Civil Engineering students, professor design sustainable food system for Mars Society’s Mars Desert Research Station

Daytona Beach Embry-Riddle Civil Engineering students with the aquaponics/hyrdoponics sustainable food system

By constructing a plant growing system that uses mineral nutrients and fish to create fertilizer, two Embry-Riddle engineering students may be one step closer to finding a sustainable food source for future Mars explorers.

Last month, Embry-Riddle Civil Engineering students Matthew Maccarrone and Connie Cuneo, along with Civil Engineering professor Dr. P.B. Merkle, delivered their aquaponic/hydroponic system to the Mars Society’s Mars Desert Research Station in Utah.

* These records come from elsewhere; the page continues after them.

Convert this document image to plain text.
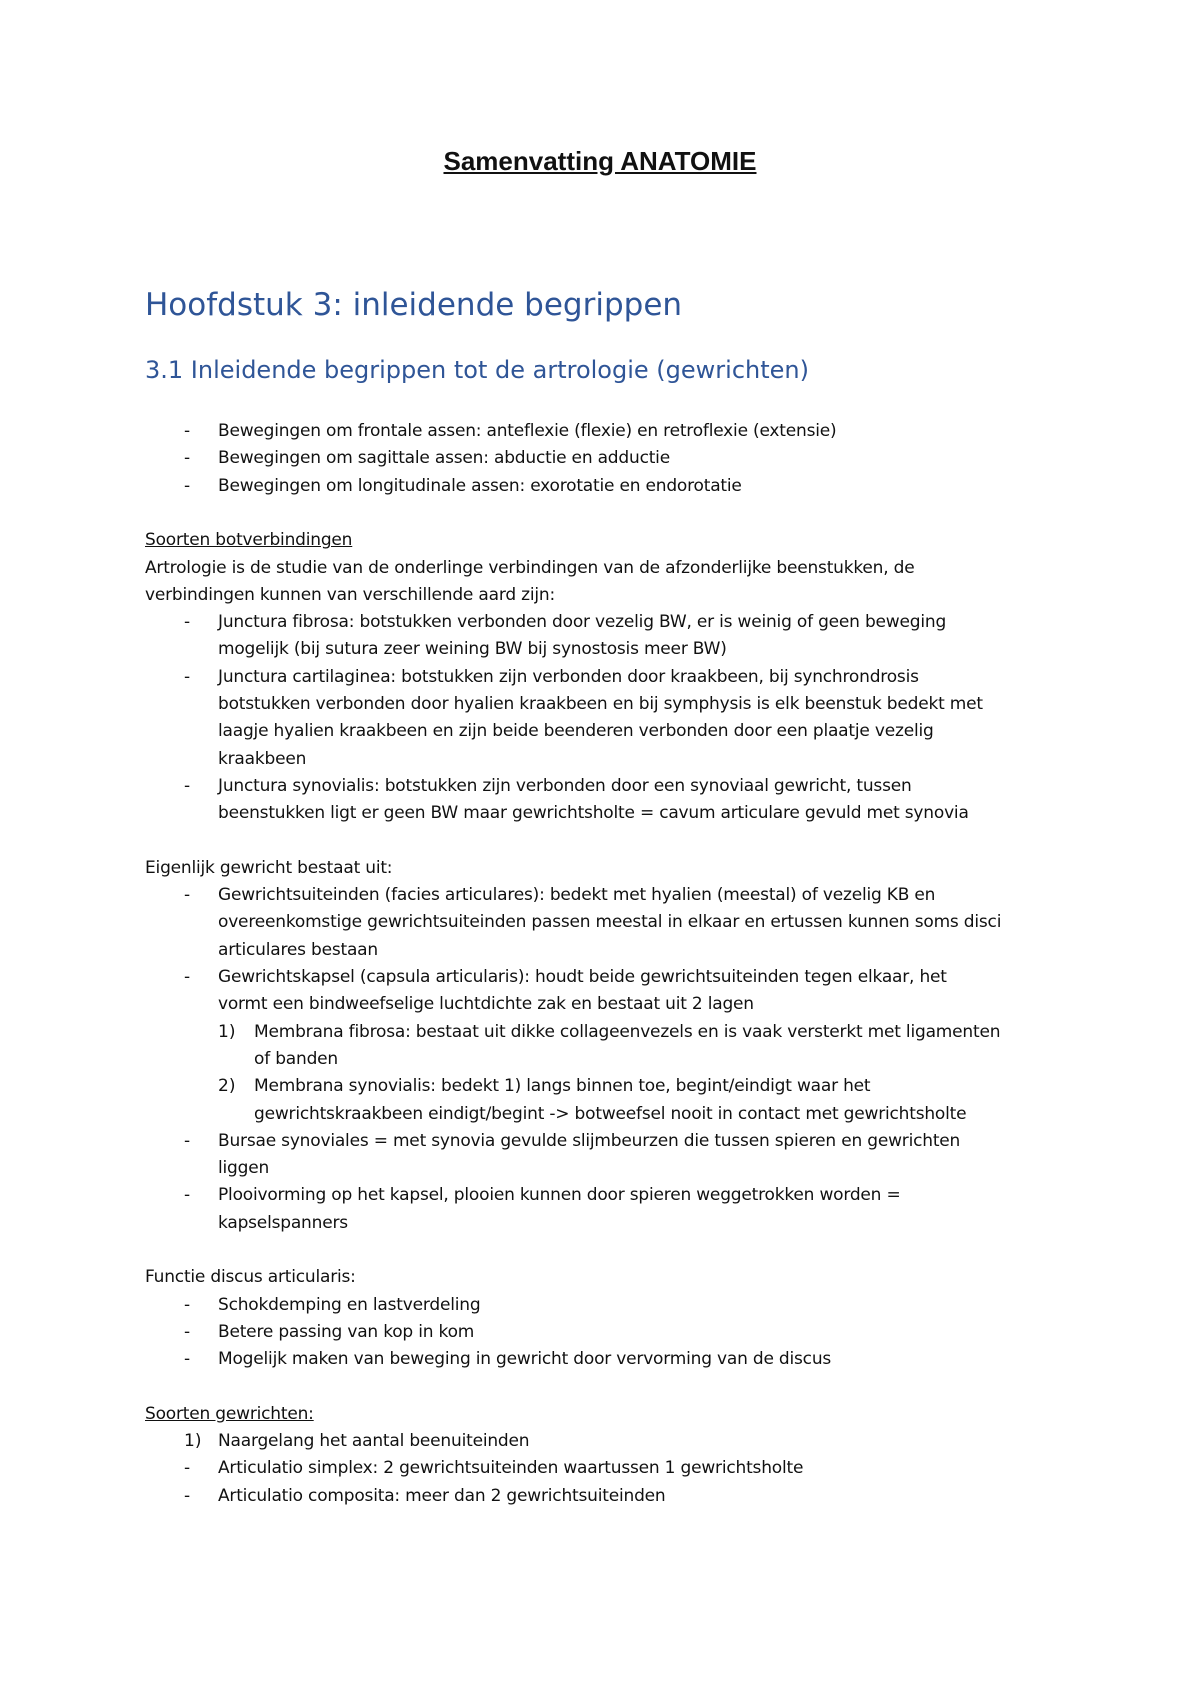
Samenvatting ANATOMIE
Hoofdstuk 3: inleidende begrippen
3.1 Inleidende begrippen tot de artrologie (gewrichten)
- Bewegingen om frontale assen: anteflexie (flexie) en retroflexie (extensie)

- Bewegingen om sagittale assen: abductie en adductie

- Bewegingen om longitudinale assen: exorotatie en endorotatie

Soorten botverbindingen

Artrologie is de studie van de onderlinge verbindingen van de afzonderlijke beenstukken, de

verbindingen kunnen van verschillende aard zijn:

- Junctura fibrosa: botstukken verbonden door vezelig BW, er is weinig of geen beweging

mogelijk (bij sutura zeer weining BW bij synostosis meer BW)

- Junctura cartilaginea: botstukken zijn verbonden door kraakbeen, bij synchrondrosis

botstukken verbonden door hyalien kraakbeen en bij symphysis is elk beenstuk bedekt met

laagje hyalien kraakbeen en zijn beide beenderen verbonden door een plaatje vezelig

kraakbeen

- Junctura synovialis: botstukken zijn verbonden door een synoviaal gewricht, tussen

beenstukken ligt er geen BW maar gewrichtsholte = cavum articulare gevuld met synovia

Eigenlijk gewricht bestaat uit:

- Gewrichtsuiteinden (facies articulares): bedekt met hyalien (meestal) of vezelig KB en

overeenkomstige gewrichtsuiteinden passen meestal in elkaar en ertussen kunnen soms disci

articulares bestaan

- Gewrichtskapsel (capsula articularis): houdt beide gewrichtsuiteinden tegen elkaar, het

vormt een bindweefselige luchtdichte zak en bestaat uit 2 lagen

1) Membrana fibrosa: bestaat uit dikke collageenvezels en is vaak versterkt met ligamenten

of banden

2) Membrana synovialis: bedekt 1) langs binnen toe, begint/eindigt waar het

gewrichtskraakbeen eindigt/begint -> botweefsel nooit in contact met gewrichtsholte

- Bursae synoviales = met synovia gevulde slijmbeurzen die tussen spieren en gewrichten

liggen

- Plooivorming op het kapsel, plooien kunnen door spieren weggetrokken worden =

kapselspanners

Functie discus articularis:

- Schokdemping en lastverdeling

- Betere passing van kop in kom

- Mogelijk maken van beweging in gewricht door vervorming van de discus

Soorten gewrichten:

1) Naargelang het aantal beenuiteinden

- Articulatio simplex: 2 gewrichtsuiteinden waartussen 1 gewrichtsholte

- Articulatio composita: meer dan 2 gewrichtsuiteinden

Embry-Riddle Civil Engineering Students at the Mars Society Research StationLocated in the desolate San Rafael Swell of Southern Utah, The Mars Research Station operates as an analog outpost that simulates the conditions of Mars and is where engineers, scientists, doctors and students participate in mock missions every year.

Last year, a fire destroyed the greenhouse at MDRS that housed a hydroponic garden to grow produce such as lettuce, peas and herbs. Merkle, who is a member of the Mars Society and the principal investigator for the Greenhab project at MDRS, worked with the students to construct a new system out of spare parts left over from another aquaponics system.

My students took their classroom and lab experience and worked to create a food production system in a harsh environment simulating a Mars base,” Merkle said. “I am very proud that they represented ERAU so well. The crew at the MDRS were very enthusiastic and wanted to get involved immediately."

Creating a sustainable food source for a planet with below-freezing temperatures and little to no oxygen required the students to design a specialized growing system that could adapt to the harsh environment. The 450-gallon system is compact with plastic piping and two water heaters. The plants will grow in a dome that blocks out sunlight, similar to the conditions in Mars. During a trip to the station, Merkle, Maccarrone and Cuneo helped set up the system. They will be working with researchers over the next seven months to track the results.

Maccarrone called the trip “eye opening” because it gave him a better understanding of the isolation and conditions that one might experience in Mars. He said it gave him a glimpse into the future as NASA is in the process of developing capabilities to send humans to Mars in the 2030s. 

"It was a great experience,” Maccarrone said. “I am getting hands-on experience and project work on something that is possible in the future. Mars is not too far away from human exploration.”